“But we are both getting on very well, Sally, are we not? I am quite safe here, and darling father is growing stronger and fatter every day, thank God! and then our hope is very strong. Why should you be anxious?”
Sally prefaced her reply with one of the professional gasps wherewith she was wont to bring down the iron pestle.
“Well, now, you white folks am de greatest ijits eber was born. Do you t’ink you’ll deliber your fadder from de Moors by feedin’ him on biscuits an’ hope? What’s de end ob all dis to come to? das what I want to know. Ob course you can’t go on for eber. You sure to be cotched at last, and de whole affair’ll bust up. You’ll be tooked away, an’ your fadder’ll be t’rowed on de hooks or whacked to deaf. Oh!
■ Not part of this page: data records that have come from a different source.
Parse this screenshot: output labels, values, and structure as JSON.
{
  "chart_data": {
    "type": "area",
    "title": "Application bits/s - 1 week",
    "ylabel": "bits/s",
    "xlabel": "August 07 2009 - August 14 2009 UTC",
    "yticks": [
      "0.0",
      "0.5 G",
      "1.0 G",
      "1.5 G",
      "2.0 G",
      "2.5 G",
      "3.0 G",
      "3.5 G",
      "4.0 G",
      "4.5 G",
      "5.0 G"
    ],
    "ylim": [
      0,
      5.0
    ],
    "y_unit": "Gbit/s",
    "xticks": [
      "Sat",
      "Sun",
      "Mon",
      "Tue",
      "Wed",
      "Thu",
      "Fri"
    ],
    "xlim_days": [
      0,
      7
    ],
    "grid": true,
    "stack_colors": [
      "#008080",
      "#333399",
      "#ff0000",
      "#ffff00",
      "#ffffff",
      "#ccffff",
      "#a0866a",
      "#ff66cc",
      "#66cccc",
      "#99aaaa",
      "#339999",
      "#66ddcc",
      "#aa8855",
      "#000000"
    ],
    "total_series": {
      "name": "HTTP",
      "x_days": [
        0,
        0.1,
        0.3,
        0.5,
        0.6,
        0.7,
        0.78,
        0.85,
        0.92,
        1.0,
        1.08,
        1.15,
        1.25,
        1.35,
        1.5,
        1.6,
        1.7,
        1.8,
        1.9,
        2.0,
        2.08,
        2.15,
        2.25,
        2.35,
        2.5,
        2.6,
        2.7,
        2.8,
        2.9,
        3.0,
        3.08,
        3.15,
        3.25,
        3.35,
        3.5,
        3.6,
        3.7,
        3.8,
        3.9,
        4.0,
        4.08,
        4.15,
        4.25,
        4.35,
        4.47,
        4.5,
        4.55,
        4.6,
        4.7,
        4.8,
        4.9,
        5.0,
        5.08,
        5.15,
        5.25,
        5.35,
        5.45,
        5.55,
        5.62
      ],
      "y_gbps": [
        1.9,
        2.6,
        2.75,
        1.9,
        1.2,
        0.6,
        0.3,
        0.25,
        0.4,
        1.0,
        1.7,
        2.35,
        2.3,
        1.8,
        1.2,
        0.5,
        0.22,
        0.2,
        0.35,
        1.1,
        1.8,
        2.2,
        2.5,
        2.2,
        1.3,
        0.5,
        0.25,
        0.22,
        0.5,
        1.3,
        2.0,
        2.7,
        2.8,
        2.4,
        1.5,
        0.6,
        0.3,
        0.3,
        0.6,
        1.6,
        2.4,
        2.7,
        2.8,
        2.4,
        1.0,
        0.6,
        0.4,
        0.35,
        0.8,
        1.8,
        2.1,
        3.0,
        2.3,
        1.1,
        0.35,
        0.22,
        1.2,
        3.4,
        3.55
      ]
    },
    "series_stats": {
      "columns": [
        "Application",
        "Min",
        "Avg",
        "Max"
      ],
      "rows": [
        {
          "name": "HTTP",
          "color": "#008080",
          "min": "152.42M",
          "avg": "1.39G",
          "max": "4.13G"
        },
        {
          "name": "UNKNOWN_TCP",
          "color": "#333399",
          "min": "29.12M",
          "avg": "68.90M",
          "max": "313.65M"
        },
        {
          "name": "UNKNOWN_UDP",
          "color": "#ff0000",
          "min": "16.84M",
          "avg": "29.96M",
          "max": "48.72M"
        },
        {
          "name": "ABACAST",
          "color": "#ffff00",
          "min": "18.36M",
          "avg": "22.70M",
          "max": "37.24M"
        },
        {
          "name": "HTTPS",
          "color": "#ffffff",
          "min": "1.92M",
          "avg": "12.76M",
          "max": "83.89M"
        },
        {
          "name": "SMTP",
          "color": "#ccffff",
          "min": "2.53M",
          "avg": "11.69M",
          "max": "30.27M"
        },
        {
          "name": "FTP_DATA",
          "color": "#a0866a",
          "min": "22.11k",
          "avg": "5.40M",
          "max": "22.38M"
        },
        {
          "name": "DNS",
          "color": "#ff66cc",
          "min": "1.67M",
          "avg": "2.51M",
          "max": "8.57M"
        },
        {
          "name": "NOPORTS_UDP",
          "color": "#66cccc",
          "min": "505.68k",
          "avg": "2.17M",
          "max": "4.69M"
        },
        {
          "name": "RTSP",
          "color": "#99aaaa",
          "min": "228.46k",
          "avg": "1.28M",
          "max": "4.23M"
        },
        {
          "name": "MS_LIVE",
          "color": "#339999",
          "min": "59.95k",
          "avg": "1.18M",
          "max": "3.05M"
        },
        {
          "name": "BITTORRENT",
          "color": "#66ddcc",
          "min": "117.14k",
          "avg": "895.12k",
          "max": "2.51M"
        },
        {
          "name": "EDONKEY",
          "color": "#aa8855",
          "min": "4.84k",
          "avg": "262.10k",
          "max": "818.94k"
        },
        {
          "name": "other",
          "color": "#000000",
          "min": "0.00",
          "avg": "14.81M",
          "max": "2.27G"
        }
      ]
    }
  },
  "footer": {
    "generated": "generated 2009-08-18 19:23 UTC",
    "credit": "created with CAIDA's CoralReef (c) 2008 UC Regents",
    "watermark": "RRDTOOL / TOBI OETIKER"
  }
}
I’s most mis’rable!”
The poor creature seemed inclined to howl at this point, but she constrained herself and didn’t.
In the gloom of the cheerless Bagnio, Hugh Sommers found his wet blanket in Edouard Laronde.
“But it is unwise to look only at the bright side of things,” said the Frenchman, after sympathising with his friend’s joy in having discovered his daughter so unexpectedly and in such a curious manner. “No doubt, from her disguise, she must, as you say, be in hiding, and in comparative safety with friends, else she could not be moving so freely about this accursed city, but what is to be the end of it all?”
Laronde unconsciously echoed Sally’s question to Hester, but Hugh Sommers had not as much to say in reply as his daughter, for he was too well acquainted with the possibilities of life to suppose that biscuits and hope would do much towards the “end,” although valuable auxiliaries in the meantime.
“I see not the end, Laronde,” he said, after a pause; “but the end is in the hands of God, and I will trust Him.”
“So is the middle, and so is the beginning, as well as the end,” returned Laronde cynically; “why, then, are you so perplexed and anxious about these if the end is, as you seem to think, so sure? Why don’t you trust God all through?”
“I do trust God all through, my friend, but there is this difference—that with the end I have nothing to do save to wait patiently and trustfully, whereas with the beginning and middle it is my duty to act and energise hopefully.”